While walking the floor at CTIA09, we spotted the RealVNC logo and wandered over to see what they had to offer for Android. Turns out a lot. RealVNC was showing off their new cross-platform desktop to mobile control scheme. Using your desktop, you can wirelessly connect to and control a mobile device complete with touch input and hard key access.
The potential uses here are many. A company could use RealVNC control at an enterprise level to assist with technical issues on their employee’s phone or provide support for a confused user. The entire screen of the mobile device is shown in real time on the desktop, giving the help desk or service tech instant insight into the device without needing to be anywhere near it. Check out the video below for a quick preview of the service.

8 Comments
that’s pretty good
i guess
i want it the other way around… control a desktop from the android device
do they have that yet
http://www.cyrket.com/package/android.androidVNC
haha wow thats like a haunted phone!
I could see that coming in handy, but I could really see the usefulness the other way around (controlling a desktop from a phone)
but ive used VNC before, and have a desktop crammed into a tiny phone screen wouldnt likely be very doable
to the commenter above there’s plenty of vnc/rdp android apps already to control your pc just search the market
yea there are many rdp apps out there. the best one is remote rdp. check out http://www.androidtapp.com/remote-rdp/
its expensive, but it works like a bomb. really smooth! i had windows 7 on my G1…well, sorta
Hmmm….. last I looked at this, the Android API did not give you access to the event queue so that you can inject keystrokes and/or touch events – at least outside your own app – undoubtedly Google considered this a security risk.
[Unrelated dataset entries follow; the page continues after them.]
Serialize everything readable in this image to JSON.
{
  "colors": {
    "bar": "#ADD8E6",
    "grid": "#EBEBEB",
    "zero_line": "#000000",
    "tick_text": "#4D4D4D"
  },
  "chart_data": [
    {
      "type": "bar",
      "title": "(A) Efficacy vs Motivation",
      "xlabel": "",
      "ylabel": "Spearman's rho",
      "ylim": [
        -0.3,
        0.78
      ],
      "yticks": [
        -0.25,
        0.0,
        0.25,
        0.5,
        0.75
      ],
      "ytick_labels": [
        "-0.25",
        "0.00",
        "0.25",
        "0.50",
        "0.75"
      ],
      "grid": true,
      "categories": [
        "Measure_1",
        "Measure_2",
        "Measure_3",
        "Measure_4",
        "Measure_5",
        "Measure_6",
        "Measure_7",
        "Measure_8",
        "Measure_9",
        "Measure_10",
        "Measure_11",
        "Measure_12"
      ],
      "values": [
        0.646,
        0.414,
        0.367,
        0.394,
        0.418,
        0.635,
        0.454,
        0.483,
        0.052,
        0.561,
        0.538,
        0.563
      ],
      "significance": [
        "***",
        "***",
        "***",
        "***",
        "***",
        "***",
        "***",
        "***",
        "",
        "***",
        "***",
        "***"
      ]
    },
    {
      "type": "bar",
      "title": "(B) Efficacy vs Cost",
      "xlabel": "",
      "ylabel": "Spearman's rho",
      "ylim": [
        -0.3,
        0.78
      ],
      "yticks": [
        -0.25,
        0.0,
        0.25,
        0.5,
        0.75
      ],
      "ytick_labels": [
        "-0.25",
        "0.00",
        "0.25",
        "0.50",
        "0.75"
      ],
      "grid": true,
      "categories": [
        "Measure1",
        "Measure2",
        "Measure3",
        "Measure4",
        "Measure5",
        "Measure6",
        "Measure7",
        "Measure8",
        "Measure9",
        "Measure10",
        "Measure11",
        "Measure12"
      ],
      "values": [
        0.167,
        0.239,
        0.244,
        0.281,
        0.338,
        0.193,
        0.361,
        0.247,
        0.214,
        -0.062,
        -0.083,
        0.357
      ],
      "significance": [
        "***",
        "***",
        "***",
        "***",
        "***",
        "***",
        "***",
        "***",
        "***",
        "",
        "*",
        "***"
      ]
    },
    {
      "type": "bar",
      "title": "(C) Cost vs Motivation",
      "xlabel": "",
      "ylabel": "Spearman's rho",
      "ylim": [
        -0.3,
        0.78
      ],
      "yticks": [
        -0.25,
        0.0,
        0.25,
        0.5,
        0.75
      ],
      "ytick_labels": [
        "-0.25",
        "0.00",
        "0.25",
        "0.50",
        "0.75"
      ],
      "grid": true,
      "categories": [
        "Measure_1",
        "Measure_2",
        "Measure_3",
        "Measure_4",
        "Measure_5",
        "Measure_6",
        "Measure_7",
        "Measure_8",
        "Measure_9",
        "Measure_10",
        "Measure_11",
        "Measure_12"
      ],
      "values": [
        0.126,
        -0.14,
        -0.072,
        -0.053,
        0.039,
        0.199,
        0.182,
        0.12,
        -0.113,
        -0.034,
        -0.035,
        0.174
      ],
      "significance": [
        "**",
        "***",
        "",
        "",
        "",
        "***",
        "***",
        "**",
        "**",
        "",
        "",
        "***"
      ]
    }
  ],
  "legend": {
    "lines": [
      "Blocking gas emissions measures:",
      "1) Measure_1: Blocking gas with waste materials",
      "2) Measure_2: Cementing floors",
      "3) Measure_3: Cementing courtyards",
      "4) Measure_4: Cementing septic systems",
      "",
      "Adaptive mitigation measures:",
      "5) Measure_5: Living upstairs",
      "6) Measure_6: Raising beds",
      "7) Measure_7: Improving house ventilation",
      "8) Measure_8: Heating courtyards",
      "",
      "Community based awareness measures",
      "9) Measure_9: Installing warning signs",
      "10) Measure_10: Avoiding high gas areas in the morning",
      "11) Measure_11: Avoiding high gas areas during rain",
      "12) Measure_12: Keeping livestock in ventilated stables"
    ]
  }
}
I suspect this was a rooted phone. Can anyone confirm or reject that?
the phone is in root mode…
I’m pretty new to the Android platform and I’m surprised there hasn’t been a solution to this before now. There’s been a tool that’s been around for years on the WM platform that I’ve used. Never thought too much about security actually though.
This tool is essential if you have to manually enter in allot of data (eg. password apps).